Mahmut noted that where the 'valid' attribute is defined in an ACD file the precision (number of decimal places) may be inconsistent. Mahmut has committed two test cases for needleall to test the new score functions in embaln.c. These are the current QA tests for needleall.
A user has requested that wrapper applications should be made obvious so that interfaces know when another package needs to be installed. Peter suggested extending ACD or reusing some of the SoapLab extensions to define the third party applications wrapped by EMBOSS. He will make a complete list by searching through the source code.
Peter has extended the internal definitions for each graphics device to include the default size (from reading through the code) and a boolean to note whether a user-defined size will in fact be used. Functions to test the size of the plot now return the user defined size (which plplot returns) or the fixed size (which plplot has actually used, as appropriate for each device.
Peter has removed the AjPGraphxml definition from ajgraph. This was only used for Hugh Morgan's 'grout' graphics code which was never included in the release. The only application using XML graphics output was the test application giep and inspection shows that this code used a '#ifdef' block to redefine the graph object and to use alternative code for XML and plplot graphics.
This allows the removal of the 'plplot' level within an AjPGraph object, greatly simplifying the graphics code. All applications run and pass their QA tests. The revised code will be committed later today.
Alan will remove gdom and its glib dependency from the configuration. These were only used by the 'grout' graphics output.
Alan noted that plplot updates would need to be carefully planned as building it into mEMBOSS is complex and may require updating of the gd graphics library DLL.
Peter outlined plans for a 'light' version of the AjPAlign and AjPSetset objects with fewer sequence attributes so that next-generation assemblies could be loaded into memory. In each case only a few functions require extending to cope with both versions of the object, for example functions that return a sequence.
BioMart registry access starts with a description of the server at EBI, defining 'marts' from EBI and possibly other sources. These external marts could also have a registry with new entries.
Alan noted that the BioMart Perl API code uses a cache directory with a misspelled name, possibly to reduce the scope for name clashes.
Using BioMart may involve adding configuration directories and files.
Alan described access to 'marts' using remote SQL or web services. First efforts will use SQL. The registry returns a table of metadata in compressed XML. This implies we also need to add a compression library.
Alan recommended including the zlib library with functions renamed with a prefix and the installed library prefixed with 'e' as for expat. We need to avoid a name clash with functions linked in from zlib> via >i>plplot.

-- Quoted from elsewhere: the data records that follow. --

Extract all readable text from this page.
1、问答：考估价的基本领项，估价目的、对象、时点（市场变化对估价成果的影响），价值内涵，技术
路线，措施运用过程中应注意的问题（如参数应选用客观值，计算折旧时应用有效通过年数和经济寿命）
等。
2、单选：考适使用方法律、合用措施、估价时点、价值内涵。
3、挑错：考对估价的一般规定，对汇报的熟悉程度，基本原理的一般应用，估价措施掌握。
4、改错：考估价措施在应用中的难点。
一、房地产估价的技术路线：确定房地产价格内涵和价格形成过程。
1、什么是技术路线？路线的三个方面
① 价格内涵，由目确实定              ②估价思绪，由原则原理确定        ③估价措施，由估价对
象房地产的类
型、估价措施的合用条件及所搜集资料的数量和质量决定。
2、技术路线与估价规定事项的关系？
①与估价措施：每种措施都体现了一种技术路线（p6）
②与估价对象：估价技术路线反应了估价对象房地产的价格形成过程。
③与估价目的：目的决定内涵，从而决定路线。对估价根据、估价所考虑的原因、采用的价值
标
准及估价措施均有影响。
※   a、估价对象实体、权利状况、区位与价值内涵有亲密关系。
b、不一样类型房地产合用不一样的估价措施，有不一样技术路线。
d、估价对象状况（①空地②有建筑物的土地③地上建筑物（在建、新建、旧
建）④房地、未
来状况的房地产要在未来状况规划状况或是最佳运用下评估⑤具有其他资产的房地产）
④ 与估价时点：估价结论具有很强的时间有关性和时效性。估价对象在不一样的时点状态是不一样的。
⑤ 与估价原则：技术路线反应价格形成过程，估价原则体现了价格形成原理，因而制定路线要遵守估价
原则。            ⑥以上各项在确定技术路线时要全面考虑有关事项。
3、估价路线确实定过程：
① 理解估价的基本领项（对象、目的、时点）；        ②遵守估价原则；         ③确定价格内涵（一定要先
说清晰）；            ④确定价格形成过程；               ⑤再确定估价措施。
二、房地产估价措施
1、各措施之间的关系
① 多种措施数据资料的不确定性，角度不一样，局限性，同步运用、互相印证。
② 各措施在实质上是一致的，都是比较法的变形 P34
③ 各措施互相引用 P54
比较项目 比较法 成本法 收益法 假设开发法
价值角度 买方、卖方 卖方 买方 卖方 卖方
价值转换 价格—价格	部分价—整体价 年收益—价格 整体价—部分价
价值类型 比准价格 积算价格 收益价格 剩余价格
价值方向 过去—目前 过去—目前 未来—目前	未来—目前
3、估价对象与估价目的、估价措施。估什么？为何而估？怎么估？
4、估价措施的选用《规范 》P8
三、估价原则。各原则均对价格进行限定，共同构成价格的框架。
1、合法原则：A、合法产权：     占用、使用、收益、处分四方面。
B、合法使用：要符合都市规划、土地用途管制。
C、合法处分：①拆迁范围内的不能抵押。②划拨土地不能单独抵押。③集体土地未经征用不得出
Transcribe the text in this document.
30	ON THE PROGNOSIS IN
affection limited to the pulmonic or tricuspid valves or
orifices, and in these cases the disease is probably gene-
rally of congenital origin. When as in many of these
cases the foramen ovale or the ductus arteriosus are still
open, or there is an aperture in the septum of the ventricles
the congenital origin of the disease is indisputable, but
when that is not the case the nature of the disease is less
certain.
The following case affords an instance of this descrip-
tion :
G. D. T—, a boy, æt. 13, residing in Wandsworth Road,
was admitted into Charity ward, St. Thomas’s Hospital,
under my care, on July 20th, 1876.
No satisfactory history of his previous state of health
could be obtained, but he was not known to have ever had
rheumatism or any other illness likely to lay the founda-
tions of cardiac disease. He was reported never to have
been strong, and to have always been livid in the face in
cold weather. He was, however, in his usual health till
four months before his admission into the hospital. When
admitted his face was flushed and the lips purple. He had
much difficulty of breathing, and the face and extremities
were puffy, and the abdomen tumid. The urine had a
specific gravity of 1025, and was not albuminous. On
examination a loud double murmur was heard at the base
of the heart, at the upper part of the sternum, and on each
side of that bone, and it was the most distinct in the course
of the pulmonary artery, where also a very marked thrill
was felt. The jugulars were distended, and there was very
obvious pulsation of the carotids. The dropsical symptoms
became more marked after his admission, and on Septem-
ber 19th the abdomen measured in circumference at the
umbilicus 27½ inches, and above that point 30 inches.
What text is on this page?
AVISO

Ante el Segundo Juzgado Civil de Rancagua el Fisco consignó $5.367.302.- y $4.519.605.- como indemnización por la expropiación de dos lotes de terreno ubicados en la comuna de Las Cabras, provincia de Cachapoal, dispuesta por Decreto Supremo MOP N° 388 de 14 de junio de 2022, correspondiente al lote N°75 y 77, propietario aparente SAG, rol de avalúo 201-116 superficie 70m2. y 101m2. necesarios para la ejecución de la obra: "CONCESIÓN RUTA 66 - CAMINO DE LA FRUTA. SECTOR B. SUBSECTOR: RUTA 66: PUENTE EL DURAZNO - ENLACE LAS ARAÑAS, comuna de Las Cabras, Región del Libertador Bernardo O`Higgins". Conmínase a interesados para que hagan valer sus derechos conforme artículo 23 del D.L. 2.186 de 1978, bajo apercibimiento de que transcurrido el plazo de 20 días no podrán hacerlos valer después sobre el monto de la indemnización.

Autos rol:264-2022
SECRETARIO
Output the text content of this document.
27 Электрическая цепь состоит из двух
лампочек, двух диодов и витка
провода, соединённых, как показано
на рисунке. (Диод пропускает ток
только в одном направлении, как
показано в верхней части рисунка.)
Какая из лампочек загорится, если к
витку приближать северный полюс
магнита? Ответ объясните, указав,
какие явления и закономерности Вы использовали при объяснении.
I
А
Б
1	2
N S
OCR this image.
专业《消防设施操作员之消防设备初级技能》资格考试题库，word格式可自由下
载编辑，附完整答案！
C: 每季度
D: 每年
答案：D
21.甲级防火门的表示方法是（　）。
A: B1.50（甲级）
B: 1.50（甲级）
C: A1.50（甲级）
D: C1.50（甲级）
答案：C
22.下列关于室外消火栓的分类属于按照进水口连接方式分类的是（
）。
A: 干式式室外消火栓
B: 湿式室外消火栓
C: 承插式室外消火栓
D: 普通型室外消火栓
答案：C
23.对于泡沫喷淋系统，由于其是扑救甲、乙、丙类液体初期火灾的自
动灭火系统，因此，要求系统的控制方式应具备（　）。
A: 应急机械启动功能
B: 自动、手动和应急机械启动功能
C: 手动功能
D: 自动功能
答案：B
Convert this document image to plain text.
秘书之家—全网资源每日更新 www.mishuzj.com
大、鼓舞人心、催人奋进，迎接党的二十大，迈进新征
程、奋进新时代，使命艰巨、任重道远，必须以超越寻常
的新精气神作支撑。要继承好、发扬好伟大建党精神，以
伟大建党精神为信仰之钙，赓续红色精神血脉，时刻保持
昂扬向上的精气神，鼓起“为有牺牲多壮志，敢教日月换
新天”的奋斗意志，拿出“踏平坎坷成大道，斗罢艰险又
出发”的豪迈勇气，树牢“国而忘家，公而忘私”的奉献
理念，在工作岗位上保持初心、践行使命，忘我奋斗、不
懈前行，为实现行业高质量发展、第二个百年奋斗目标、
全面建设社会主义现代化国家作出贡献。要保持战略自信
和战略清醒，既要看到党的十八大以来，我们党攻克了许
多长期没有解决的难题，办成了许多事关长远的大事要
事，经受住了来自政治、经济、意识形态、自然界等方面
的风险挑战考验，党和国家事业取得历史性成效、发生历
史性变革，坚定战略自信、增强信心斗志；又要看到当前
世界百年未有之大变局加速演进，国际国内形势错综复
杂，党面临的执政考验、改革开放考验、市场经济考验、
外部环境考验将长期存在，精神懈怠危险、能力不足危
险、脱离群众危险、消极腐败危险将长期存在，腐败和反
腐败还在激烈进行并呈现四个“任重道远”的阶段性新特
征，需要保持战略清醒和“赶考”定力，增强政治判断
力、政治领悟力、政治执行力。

Jon is continuing with the revision of the EDAM ontology to conform to the documented standards. Peter will check the term types, relations and rules in the overall structure. Duplication has been removed, for example sequence alignment was a record and datatype. The record term is not required. The beta release will be simpler and easier to use.
Paul Gordon has suggested adding terms in WSDL files for syntax (a requirement of SAWSDL), and given examples of the 'schema lifting' hierarchy he uses for BioMOBY service definitions. SAWSDL is only meaningful if input and output schemas are annotated at the data level. The main method can be annotated at the top, but multiple methods cause problems.
Alan suggested ordering an OEM version of Windows 7 with a new disk drive. When building on 64-bit windows systems, Jemboss works under XP but needs 32-bit java installed. We can try using 64-bit java in Jemboss.
Alan has sent a reminder email to systems about the server specification.
Jon reported that the package structure XML files need editing to cover wrapped applications.